SURABAYA (Lentera) - Represi terhadap media dan jurnalis masih terus terjadi, bahkan cenderung meningkat. Ironisnya, pelaku tindakan represi didominasi oleh aparat. Melihat kondisi tersebut, Aliansi Jurnalis Independen (AJI) Surabaya menilai bahwa kondisi kemerdekaan pers di Jawa Timur dalam setahun belakangan ini tidak baik-baik saja.
Berdasarkan catatan AJI Surabaya, sepanjang Januari hingga Mei 2025, telah terjadi beberapa kasus kekerasan, teror, intimidasi, dan ketenagakerjaan terhadap media dan jurnalis di Jawa Timur. AJI Surabaya menyebutkan diantaranya di Madura, aparat kepolisian memaksa sebuah media lokal mengubah judul berita karena dianggap “tidak mengikuti rilis” polisi.
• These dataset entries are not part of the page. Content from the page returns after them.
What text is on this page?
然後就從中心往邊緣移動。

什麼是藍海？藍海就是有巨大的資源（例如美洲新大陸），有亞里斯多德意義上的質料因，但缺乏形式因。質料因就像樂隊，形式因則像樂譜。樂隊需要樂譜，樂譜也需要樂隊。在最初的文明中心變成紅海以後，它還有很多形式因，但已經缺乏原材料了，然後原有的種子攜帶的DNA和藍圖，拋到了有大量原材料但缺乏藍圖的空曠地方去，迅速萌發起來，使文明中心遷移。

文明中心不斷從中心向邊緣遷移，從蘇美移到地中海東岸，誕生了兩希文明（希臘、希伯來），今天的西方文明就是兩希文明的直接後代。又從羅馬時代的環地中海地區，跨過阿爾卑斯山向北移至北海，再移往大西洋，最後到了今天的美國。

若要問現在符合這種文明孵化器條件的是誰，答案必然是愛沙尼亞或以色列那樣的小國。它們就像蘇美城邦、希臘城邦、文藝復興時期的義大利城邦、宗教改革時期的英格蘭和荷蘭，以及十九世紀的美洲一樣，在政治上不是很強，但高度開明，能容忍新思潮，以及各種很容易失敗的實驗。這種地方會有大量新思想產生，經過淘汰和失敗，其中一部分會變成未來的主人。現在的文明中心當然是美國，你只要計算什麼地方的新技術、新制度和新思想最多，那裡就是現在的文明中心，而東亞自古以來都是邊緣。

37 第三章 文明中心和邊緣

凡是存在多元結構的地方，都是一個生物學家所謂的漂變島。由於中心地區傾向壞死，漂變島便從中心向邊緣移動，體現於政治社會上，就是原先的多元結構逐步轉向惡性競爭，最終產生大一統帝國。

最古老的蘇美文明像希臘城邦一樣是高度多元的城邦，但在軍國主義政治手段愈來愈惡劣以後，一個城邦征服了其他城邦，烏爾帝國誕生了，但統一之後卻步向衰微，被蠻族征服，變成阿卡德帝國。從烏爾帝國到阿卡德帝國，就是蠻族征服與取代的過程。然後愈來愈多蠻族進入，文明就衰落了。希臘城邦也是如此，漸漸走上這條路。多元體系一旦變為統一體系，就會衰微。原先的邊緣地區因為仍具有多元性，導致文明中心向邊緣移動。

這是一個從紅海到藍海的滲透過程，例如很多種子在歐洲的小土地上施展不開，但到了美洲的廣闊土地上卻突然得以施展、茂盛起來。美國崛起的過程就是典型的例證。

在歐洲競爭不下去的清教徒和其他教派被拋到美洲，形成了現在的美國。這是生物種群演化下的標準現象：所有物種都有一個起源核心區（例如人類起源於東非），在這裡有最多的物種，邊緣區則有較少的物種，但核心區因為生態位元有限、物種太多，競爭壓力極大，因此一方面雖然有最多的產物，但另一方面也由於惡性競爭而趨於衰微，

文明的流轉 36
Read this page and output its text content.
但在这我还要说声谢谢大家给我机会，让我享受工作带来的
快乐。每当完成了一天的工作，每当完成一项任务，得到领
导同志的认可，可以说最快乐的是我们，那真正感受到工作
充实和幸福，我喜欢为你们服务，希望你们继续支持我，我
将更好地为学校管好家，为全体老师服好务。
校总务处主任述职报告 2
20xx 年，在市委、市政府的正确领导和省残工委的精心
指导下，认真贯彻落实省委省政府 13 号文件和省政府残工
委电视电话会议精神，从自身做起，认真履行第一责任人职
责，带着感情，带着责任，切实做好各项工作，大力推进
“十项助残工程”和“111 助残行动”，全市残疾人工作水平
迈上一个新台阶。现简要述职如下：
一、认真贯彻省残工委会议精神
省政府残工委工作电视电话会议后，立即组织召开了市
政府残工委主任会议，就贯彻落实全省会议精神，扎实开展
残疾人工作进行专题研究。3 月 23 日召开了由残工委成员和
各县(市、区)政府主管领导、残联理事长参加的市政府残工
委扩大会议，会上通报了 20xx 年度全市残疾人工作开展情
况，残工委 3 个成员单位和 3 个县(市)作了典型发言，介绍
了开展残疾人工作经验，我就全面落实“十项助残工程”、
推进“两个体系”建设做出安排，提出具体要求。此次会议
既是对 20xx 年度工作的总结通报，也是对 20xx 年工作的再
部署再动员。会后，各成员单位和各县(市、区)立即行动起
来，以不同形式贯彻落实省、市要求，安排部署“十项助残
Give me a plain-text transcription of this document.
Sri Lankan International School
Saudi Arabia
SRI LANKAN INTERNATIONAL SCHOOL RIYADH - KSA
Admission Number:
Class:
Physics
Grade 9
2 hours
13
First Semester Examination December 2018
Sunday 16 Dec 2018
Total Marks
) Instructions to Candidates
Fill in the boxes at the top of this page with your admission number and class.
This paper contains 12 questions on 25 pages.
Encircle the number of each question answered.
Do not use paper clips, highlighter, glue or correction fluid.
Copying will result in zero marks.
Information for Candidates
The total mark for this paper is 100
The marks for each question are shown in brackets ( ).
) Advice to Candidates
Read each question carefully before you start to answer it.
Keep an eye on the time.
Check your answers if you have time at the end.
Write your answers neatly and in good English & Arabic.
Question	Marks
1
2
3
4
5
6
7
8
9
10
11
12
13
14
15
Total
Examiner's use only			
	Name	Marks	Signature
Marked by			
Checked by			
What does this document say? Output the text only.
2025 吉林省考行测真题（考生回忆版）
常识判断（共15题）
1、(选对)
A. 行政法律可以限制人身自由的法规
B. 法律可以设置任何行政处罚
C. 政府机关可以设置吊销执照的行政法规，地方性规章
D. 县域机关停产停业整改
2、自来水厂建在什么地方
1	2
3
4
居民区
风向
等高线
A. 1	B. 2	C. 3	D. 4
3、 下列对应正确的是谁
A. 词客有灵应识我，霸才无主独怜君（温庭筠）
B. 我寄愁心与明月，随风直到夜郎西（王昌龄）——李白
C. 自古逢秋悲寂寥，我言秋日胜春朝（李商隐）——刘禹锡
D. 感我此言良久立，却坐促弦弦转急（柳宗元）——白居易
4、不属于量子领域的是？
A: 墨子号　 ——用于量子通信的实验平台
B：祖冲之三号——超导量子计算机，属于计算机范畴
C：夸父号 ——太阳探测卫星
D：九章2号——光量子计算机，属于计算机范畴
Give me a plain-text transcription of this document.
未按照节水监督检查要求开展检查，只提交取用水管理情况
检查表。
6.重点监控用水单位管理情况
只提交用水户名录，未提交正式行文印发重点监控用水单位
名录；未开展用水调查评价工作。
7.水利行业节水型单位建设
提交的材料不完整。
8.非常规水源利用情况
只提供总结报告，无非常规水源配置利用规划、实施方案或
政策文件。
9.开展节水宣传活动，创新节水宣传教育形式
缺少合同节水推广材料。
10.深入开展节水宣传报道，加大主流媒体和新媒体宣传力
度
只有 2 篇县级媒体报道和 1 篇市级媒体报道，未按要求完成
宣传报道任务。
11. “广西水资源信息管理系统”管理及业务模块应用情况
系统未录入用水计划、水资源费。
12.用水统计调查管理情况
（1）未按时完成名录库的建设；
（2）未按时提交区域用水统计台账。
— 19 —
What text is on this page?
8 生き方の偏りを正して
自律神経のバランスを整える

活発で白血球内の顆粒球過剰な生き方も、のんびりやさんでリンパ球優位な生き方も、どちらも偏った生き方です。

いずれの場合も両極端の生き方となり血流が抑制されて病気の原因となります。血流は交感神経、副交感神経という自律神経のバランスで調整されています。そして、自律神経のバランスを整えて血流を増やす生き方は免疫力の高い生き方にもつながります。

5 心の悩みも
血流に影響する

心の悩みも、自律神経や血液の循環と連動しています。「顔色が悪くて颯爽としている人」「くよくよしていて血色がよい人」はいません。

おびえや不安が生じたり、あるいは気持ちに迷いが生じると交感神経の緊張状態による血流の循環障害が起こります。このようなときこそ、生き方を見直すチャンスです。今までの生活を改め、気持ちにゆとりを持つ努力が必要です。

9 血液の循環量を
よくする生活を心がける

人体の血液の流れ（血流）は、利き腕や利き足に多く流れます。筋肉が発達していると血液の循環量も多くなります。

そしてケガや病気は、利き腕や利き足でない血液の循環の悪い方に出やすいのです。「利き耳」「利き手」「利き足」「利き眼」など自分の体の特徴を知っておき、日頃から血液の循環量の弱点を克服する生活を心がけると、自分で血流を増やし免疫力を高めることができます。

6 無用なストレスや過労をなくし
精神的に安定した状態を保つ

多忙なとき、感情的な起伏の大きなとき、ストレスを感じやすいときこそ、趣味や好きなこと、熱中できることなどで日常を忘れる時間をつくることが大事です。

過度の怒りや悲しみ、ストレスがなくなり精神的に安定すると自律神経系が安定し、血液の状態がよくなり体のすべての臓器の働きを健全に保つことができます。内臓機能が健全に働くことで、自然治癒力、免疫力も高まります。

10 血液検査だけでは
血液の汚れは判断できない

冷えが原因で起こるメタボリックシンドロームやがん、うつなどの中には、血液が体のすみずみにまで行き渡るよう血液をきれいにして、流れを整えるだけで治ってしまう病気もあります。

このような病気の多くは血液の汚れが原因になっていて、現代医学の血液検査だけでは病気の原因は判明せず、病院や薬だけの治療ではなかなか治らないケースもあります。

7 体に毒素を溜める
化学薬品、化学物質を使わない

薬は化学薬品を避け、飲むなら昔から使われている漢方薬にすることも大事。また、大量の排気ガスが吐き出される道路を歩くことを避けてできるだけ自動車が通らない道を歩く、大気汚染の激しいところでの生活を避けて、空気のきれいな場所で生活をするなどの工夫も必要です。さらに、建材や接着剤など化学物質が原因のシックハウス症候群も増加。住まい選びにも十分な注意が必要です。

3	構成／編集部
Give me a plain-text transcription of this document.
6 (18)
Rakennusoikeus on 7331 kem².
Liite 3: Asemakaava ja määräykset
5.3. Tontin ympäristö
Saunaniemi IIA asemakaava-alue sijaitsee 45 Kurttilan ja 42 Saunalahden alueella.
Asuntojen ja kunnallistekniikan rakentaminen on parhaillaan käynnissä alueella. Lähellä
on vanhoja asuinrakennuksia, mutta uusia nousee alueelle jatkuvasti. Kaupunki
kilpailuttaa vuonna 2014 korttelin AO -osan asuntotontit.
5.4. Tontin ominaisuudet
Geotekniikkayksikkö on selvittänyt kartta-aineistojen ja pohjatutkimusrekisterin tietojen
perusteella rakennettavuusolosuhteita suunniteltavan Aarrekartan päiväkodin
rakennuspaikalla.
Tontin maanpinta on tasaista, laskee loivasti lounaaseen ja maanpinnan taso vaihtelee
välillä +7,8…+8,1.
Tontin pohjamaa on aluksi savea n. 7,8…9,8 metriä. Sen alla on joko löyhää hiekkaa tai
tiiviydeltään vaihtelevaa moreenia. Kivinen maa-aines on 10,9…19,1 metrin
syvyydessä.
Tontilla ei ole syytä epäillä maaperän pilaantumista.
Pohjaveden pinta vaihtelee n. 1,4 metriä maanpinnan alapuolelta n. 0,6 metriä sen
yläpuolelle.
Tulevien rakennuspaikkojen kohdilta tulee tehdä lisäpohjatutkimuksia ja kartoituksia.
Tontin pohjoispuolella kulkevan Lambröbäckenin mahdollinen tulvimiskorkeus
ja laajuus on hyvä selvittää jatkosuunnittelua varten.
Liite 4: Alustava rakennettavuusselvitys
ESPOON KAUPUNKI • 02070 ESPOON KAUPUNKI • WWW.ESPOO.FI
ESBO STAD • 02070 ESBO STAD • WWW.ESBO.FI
Selain itu, juga terjadi pemukulan terhadap jurnalis saat meliput pembongkaran lapak pedagang serta peretasan nomor WhatsApp redaksi sebuah media.
"Pada akhir Maret lalu, saat berlangsung aksi penolakan pengesahan RUU TNI di Surabaya, jurnalis Suara Surabaya dan Berita Jatim mengalami intimidasi. Mereka dipukul dan dipaksa menghapus rekaman oleh sejumlah polisi," kata Sekretaris AJI Surabaya, Hana Septiana, Jumat (2/5/2025).
Kemudian, lanjutnya, dalam kasus ketenagakerjaan, terjadi pemotongan upah sepihak dan PHK oleh perusahaan media seperti yang dialami Miftah Faridl, koresponden CNN Indonesia Biro Surabaya.
Selain itu, Posko THR dan PHK 2025 yang dibuka Komite Advokasi Jurnalis (KAJ) Jawa Timur juga mendapatkan laporan keterlambatan pembayaran upah dan tidak dibayarkannya Tunjangan Hari Raya oleh dua perusahaan media.
Menanggapi hal tersebut, dalam rangka memperingati Hari Kemerdekaan Pers Dunia atau World Press Freedom Day (WPFD) 2025 yang jatuh pada Sabtu, 3 Mei 2025, AJI Surabaya bersama organisasi masyarakat sipil di Jawa Timur yaitu Forum Jurnalis Perempuan Indonesia (FJPI) Jawa Timur, Walhi Jawa Timur, LBH Surabaya, Komite Advokasi Jurnalis (KAJ) Jawa Timur, LPM Situs FIB Unair, dan LPM Berdikari mengeluarka lima pernyataan:
1. Mengecam setiap tindakan kekerasan yang dialami oleh jurnalis, terutama jurnalis perempuan dalam melaksanakan tugas jurnalistik yang sebetulnyan dilindungi Undang-Undang Pers.
2. Mendesak pemerintah serius menegakkan hukum ketenagakerjaan dalam sektor usaha media.
3. Mendesak pemerintah menjaga ekosistem bisnis media yang sehat, independen, dan tidak partisan.
4. Mendesak perusahaan media untuk memberikan kompensasi yang layak bagi jurnalis atau pekerja media yang mengalami pemutusan hubungan kerja (PHK) dengan adil dan bermartabat.
5. Tegakkan keadilan dan kesetaraan untuk pers mahasiswa, serta hentikan represifitas terhadap pers.